Cadmium exposure is capable of causing acute and chronic lung injuries, but the specific pathogenetic mechanisms are uncertain. The effects of cadmium ion (Cd2+) on phospholipid metabolism were examined in cultured bovine pulmonary artery endothelial cells (BPAEC), as endothelial cells appear to be particularly vulnerable to the toxic effects of this metallic ion. Exposure of radiolabeled BPAEC to millimolar concentrations of Cd2+ causes liberation of substantial amounts of [3H]arachidonic acid ([3H]AA), but only small amounts of [14C]stearic acid, from each of the major phospholipid subclasses. Analyses of hydrolytic products in BPAEC radiolabeled with [3H]myo-inositol and exposed to Cd2+ indicate that degradation of complex phospholipids is mediated by phospholipase A2. The ability of BPAEC to incorporate fatty acids or lysophosphatides into complex phospholipids is similarly impaired after exposure to Cd2+, suggesting that the liberation of [3H]AA might be due to impairment of reacylation mechanisms and not to increased hydrolytic activity of phospholipase A2. Of the two enzymes involved in reacylation reactions, Cd2+ is found to inhibit the activity of arachidonyl-specific acyl coenzyme A synthetase but not the activity of acyltransferase. Cd2+ also causes a profound time- and dose-dependent depletion of adenosine triphosphate levels in BPAEC, and these changes closely correlate with the liberation of [3H]AA. We suggest that impairment of reacylation mechanisms, and the consequent accumulation of arachidonic acid, may be important in the development of the acute inflammatory reaction that is characteristic of Cd(2+)-induced lung injury.
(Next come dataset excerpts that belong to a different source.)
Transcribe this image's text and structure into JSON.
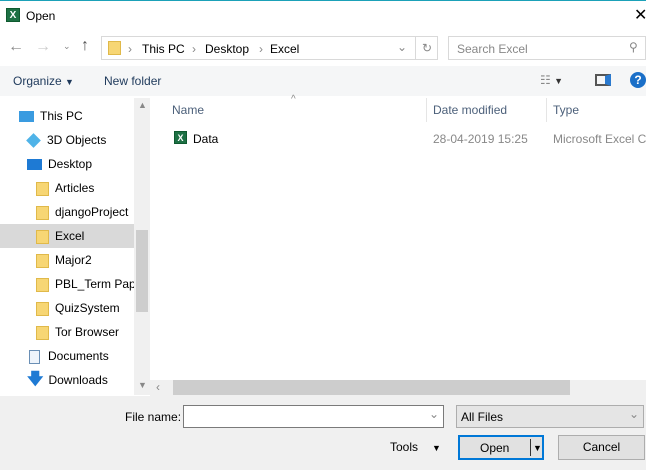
{
  "title": "Open",
  "breadcrumb": [
    "This PC",
    "Desktop",
    "Excel"
  ],
  "search_placeholder": "Search Excel",
  "toolbar": {
    "organize": "Organize",
    "new_folder": "New folder"
  },
  "sidebar": [
    {
      "label": "This PC",
      "icon": "computer-icon"
    },
    {
      "label": "3D Objects",
      "icon": "cube-icon"
    },
    {
      "label": "Desktop",
      "icon": "desktop-icon"
    },
    {
      "label": "Articles",
      "icon": "folder-icon"
    },
    {
      "label": "djangoProject",
      "icon": "folder-icon"
    },
    {
      "label": "Excel",
      "icon": "folder-icon",
      "selected": true
    },
    {
      "label": "Major2",
      "icon": "folder-icon"
    },
    {
      "label": "PBL_Term Paper",
      "icon": "folder-icon"
    },
    {
      "label": "QuizSystem",
      "icon": "folder-icon"
    },
    {
      "label": "Tor Browser",
      "icon": "folder-icon"
    },
    {
      "label": "Documents",
      "icon": "documents-icon"
    },
    {
      "label": "Downloads",
      "icon": "download-icon"
    }
  ],
  "columns": {
    "name": "Name",
    "date": "Date modified",
    "type": "Type"
  },
  "files": [
    {
      "name": "Data",
      "date": "28-04-2019 15:25",
      "type": "Microsoft Excel C..."
    }
  ],
  "footer": {
    "file_name_label": "File name:",
    "file_name_value": "",
    "filter": "All Files",
    "tools": "Tools",
    "open": "Open",
    "cancel": "Cancel"
  }
}
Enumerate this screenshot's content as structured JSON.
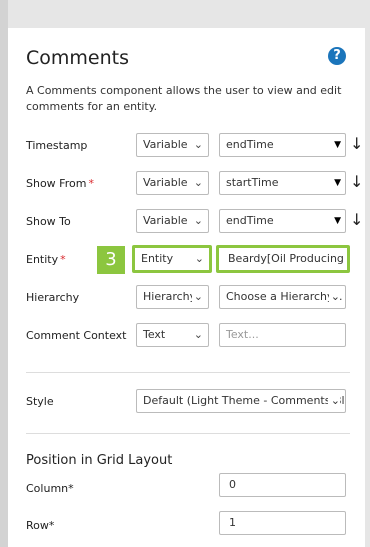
{
  "panel": {
    "title": "Comments",
    "help_icon": "?",
    "description": "A Comments component allows the user to view and edit comments for an entity."
  },
  "rows": {
    "timestamp": {
      "label": "Timestamp",
      "type": "Variable",
      "value": "endTime",
      "required": false
    },
    "show_from": {
      "label": "Show From",
      "required_mark": "*",
      "type": "Variable",
      "value": "startTime"
    },
    "show_to": {
      "label": "Show To",
      "type": "Variable",
      "value": "endTime"
    },
    "entity": {
      "label": "Entity",
      "required_mark": "*",
      "type": "Entity",
      "value": "Beardy[Oil Producing \\"
    },
    "hierarchy": {
      "label": "Hierarchy",
      "type": "Hierarchy",
      "value": "Choose a Hierarchy..."
    },
    "comment_context": {
      "label": "Comment Context",
      "type": "Text",
      "placeholder": "Text..."
    }
  },
  "step_badge": "3",
  "style": {
    "label": "Style",
    "value": "Default (Light Theme - Comments Blo"
  },
  "grid_layout": {
    "section_title": "Position in Grid Layout",
    "column_label": "Column*",
    "column_value": "0",
    "row_label": "Row*",
    "row_value": "1"
  },
  "icons": {
    "chevron": "chevron-down-icon",
    "dropdown_triangle": "triangle-down-icon",
    "sort_arrow": "arrow-down-icon"
  },
  "colors": {
    "highlight": "#8cc63f",
    "help": "#1b75bb",
    "required": "#d9292e"
  }
}
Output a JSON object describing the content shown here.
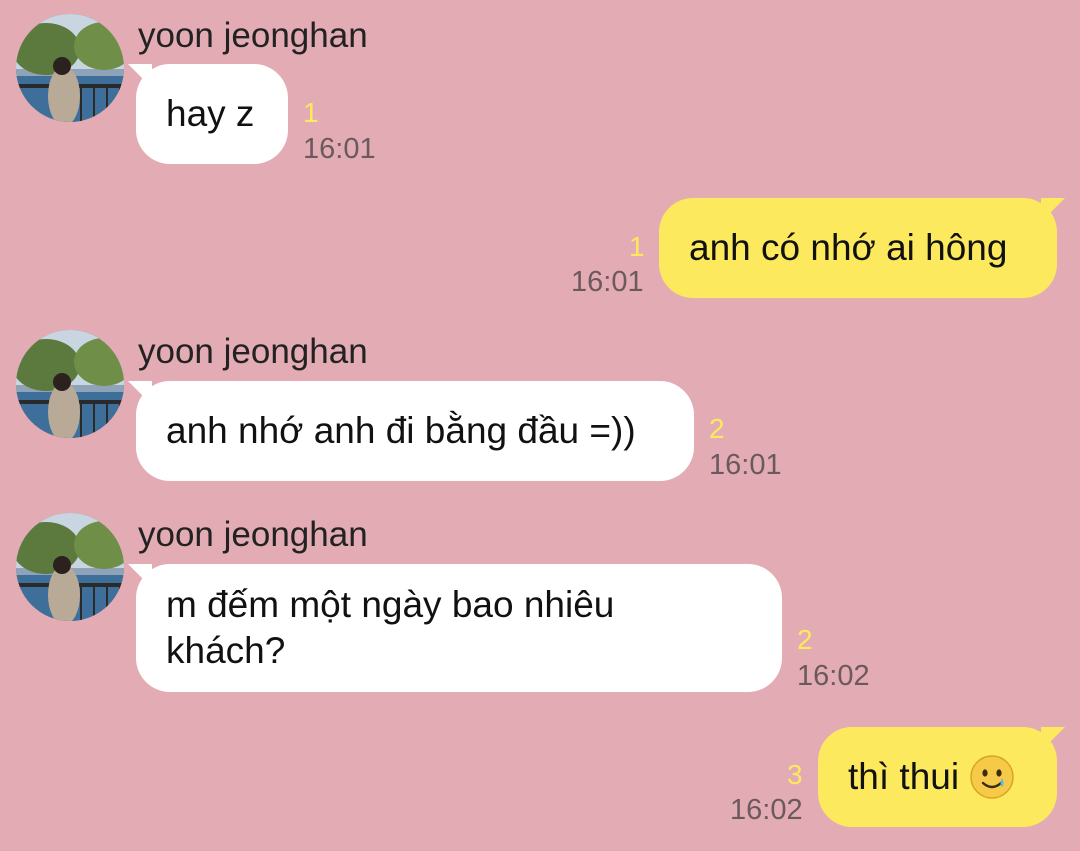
{
  "contact": {
    "name": "yoon jeonghan"
  },
  "colors": {
    "background": "#e3abb3",
    "incoming_bubble": "#ffffff",
    "outgoing_bubble": "#fde95e",
    "unread_count": "#fde95e",
    "timestamp": "#6a5a5e"
  },
  "messages": [
    {
      "direction": "incoming",
      "sender": "yoon jeonghan",
      "text": "hay z",
      "unread": "1",
      "time": "16:01",
      "avatar_icon": "profile-photo"
    },
    {
      "direction": "outgoing",
      "text": "anh có nhớ ai hông",
      "unread": "1",
      "time": "16:01"
    },
    {
      "direction": "incoming",
      "sender": "yoon jeonghan",
      "text": "anh nhớ anh đi bằng đầu =))",
      "unread": "2",
      "time": "16:01",
      "avatar_icon": "profile-photo"
    },
    {
      "direction": "incoming",
      "sender": "yoon jeonghan",
      "text": "m đếm một ngày bao nhiêu\nkhách?",
      "unread": "2",
      "time": "16:02",
      "avatar_icon": "profile-photo"
    },
    {
      "direction": "outgoing",
      "text": "thì thui",
      "emoji": "smiling-face-with-tear-emoji",
      "unread": "3",
      "time": "16:02"
    }
  ]
}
Relationship of oxidant-mediated cytotoxicity to phospholipid metabolism in endothelial cells.

Exposure to oxidants permeabilizes cell membranes and liberates unesterified fatty acids (UFA) in a variety of cell types, including endothelial cells. Products of phospholipase activity, particularly UFA and lysophosphatides, possess potent detergent-like properties, and we postulated that oxidant injury might be mediated by the accumulation of these toxic phospholipase products. Several radiolabels were incorporated into defined positions in the phospholipids of cultured, confluent bovine pulmonary endothelial cells (BPAEC). The release of radiolabeled fatty acids and the accumulation of cell-associated phospholipase products were measured and compared to a standard cytotoxicity assay (51Cr release) in response to an oxidant stress, in this case 0.1 to 10 mM hydrogen peroxide (H2O2). H2O2 caused time- and dose-dependent 51Cr release as well as liberation of saturated ([14C]stearic acid) and unsaturated ([3H]arachidonic acid) fatty acids and the accumulation of phospholipase A2 and C products. The ability of BPAEC to incorporate UFA into complex phospholipids was shown to be severely impaired in the presence of H2O2. Further studies showed that H2O2 caused depletion of BPAEC adenosine triphosphate (ATP) content to undetectable levels, and that the depletion of cellular ATP by iodoacetic acid induced substantial release of [3H]arachidonic acid but not [14C]stearic acid from BPAEC. This finding suggests that release of UFA in response to an oxidant stress may be due in part to a defect in ATP-dependent reacylation pathways and need not reflect any increase in phospholipase activities. Also unsaturated fatty acids were found to be toxic to BPAEC upon adding them to supernatants of cultured monolayers.